While the Obama rule increased the fiduciary scrutiny applied to rollover recommendations, the DOL argues in its revised regulation that the appeals court's 2018 decision entirely vacated the Obama rule, leaving the five-part test in place as the means to judge whether the fiduciary standard applies (some, including Micah Hauptman, the financial services counsel at the Consumer Federation of America, have questioned whether the DOL’s argument here is sound).
If an advisor offers an investor a rollover recommendation, that recommendation could now be subject to a fiduciary standard, according to the proposed rule.
This could hold true even if it is the first interaction between client and professional, provided there’s an understanding that the relationship will be ongoing, according to Jasmin Sethi, an associate director of policy research at Morningstar. But Sethi cautioned since it is not known how often rollover advice is given on a one-off basis, it is possible that many rollover recommendations will not be subject to the standard.
“From Morningstar’s perspective, we’re happy to see that rollover advice can constitute investment advice under the proposed rule, but we do think there is some vagueness as to when the investment advice fiduciary standards apply," she said. "Also, there’s a lot to be determined based on enforcement.”
This question of enforcement is particularly important, as the new rule does not allow for investors to pursue lawsuits against investment professionals for recommendations they may have made (or conflicts they did not mitigate or disclose), according to Sethi.
“This leaves all the enforcement up to the DOL and the SEC,” she said.
The lack of any enforcement mechanism undercuts the supposed expansion of fiduciary protections to certain rollover recommendations, said Jamie Hopkins, the director of retirement research at Carson Group. After the court struck down the Obama rule in 2018, the DOL issued temporary enforcement policies saying advice professionals had exemptions from prohibited transactions provided they worked “diligently and in good faith to comply with ‘Impartial Conduct Standards.’”
These standards included a "best interest" standard, a reasonable compensation standard, and a requirement that fiduciaries would make no misleading statements about transactions to clients, according to the proposed rule. The new rule may officially codify this temporary guidance into regulation, Hopkins said.

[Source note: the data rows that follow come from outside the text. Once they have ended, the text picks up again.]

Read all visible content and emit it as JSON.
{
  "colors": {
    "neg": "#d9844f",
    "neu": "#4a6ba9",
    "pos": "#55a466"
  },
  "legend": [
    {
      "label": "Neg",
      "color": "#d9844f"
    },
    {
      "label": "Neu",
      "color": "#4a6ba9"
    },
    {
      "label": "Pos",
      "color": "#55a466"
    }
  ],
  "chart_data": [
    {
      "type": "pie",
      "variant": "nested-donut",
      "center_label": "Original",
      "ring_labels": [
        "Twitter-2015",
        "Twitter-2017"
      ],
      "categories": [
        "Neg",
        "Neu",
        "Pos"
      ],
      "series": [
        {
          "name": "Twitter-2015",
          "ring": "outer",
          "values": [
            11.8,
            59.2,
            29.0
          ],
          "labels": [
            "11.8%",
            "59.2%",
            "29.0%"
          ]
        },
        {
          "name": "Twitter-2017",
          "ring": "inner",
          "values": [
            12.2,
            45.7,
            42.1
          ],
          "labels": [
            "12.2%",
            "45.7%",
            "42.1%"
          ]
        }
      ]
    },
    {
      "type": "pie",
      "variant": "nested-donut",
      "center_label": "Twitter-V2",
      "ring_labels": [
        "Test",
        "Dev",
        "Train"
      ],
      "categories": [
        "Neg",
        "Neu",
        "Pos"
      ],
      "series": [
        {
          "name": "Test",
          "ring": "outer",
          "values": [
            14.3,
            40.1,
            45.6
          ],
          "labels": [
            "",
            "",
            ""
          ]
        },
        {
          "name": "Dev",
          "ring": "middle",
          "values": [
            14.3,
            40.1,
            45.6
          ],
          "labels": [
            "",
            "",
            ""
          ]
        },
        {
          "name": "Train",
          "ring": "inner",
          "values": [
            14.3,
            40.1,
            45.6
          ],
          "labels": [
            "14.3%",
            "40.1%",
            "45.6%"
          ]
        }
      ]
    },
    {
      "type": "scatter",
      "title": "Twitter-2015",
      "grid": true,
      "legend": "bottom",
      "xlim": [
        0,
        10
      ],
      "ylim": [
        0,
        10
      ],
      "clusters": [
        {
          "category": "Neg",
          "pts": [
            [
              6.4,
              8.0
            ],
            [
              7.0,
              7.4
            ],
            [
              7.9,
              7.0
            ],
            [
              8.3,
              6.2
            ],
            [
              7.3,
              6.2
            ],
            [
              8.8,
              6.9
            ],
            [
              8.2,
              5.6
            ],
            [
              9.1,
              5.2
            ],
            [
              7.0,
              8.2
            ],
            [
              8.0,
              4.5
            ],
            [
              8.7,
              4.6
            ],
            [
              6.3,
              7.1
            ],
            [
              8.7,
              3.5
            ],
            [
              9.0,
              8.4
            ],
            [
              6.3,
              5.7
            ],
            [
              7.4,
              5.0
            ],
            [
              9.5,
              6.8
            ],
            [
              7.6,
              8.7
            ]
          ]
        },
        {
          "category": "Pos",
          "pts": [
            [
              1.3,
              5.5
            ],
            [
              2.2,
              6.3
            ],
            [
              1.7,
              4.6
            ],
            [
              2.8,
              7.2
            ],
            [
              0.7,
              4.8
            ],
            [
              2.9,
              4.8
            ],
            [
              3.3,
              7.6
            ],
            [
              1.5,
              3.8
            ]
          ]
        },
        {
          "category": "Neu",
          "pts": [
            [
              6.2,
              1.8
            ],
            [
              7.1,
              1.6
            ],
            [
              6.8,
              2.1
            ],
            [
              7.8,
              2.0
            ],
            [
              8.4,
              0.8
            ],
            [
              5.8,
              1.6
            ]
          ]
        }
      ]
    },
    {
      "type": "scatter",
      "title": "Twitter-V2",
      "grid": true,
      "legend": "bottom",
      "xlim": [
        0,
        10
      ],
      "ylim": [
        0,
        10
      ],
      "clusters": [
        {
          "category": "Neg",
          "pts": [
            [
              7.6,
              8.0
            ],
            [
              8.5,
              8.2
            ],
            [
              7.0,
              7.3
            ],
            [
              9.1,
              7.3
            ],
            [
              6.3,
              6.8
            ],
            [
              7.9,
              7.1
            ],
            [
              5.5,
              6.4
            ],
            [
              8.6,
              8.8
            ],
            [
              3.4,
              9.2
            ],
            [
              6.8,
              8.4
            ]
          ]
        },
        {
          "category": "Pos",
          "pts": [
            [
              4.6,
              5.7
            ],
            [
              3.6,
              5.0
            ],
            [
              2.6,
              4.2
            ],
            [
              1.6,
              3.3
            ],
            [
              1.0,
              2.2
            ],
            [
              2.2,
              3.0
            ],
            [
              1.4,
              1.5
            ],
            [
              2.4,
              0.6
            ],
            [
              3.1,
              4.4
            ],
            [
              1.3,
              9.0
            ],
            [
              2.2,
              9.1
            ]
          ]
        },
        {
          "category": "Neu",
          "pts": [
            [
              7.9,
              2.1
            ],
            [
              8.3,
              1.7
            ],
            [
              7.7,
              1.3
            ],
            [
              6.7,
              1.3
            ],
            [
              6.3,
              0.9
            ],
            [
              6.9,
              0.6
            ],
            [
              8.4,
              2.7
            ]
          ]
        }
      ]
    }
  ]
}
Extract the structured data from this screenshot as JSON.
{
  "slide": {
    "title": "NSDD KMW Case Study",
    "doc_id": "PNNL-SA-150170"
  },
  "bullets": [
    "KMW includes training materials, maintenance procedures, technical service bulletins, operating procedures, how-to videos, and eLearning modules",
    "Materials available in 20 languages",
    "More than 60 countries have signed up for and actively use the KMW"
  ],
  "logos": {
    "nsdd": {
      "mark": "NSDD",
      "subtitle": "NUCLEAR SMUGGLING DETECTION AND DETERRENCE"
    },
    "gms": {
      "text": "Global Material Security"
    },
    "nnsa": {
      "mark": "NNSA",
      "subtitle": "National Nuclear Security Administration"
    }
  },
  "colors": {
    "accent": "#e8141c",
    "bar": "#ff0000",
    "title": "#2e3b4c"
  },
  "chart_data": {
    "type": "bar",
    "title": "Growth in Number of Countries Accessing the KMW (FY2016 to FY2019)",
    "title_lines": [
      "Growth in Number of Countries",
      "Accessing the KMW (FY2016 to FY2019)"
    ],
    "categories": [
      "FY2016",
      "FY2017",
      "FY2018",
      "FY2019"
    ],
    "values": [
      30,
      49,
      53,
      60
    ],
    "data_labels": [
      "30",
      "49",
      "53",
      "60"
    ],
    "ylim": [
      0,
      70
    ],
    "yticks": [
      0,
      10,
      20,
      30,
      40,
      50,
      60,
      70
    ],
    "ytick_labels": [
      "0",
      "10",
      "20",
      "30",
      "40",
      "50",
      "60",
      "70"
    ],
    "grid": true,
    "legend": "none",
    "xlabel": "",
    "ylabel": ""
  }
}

“This is not the creation of a rule; it’s the creation of an exemption. There’s no way for an investor to enforce the breach of an exemption to a rule,” Hopkins said. “You can not sue them for failing to meet their prohibited transaction exemptions.”
Additionally, Hopkins said that according to prior guidance, the DOL will not enforce lapses in exemptions from prohibited transactions. Coupled with the lack of a private right to action for investors, he said it leaves clients without much recourse and leaves the rollout recommendation fiduciary expansion somewhat toothless.
Hopkins saw the DOL rule as the latest in a trifecta of regulations that scaled back consumer protections. With the SEC's Reg BI, he argued there would be confusion among clients between a broker’s best interest and an RIA’s fiduciary standard, while he asserted that the SECURE Act, which Congress passed late last year, would enable insurance companies to place their products into 401(k)s without requiring traditional ERISA review.
“And now, insurance brokers will also be able to recommend rollovers out of these plans without meeting a fiduciary standard of care by stating they’re a fiduciary while having an exemption from that rule,” he said. “When you put it together, that’s not a great stance from a consumer standpoint.”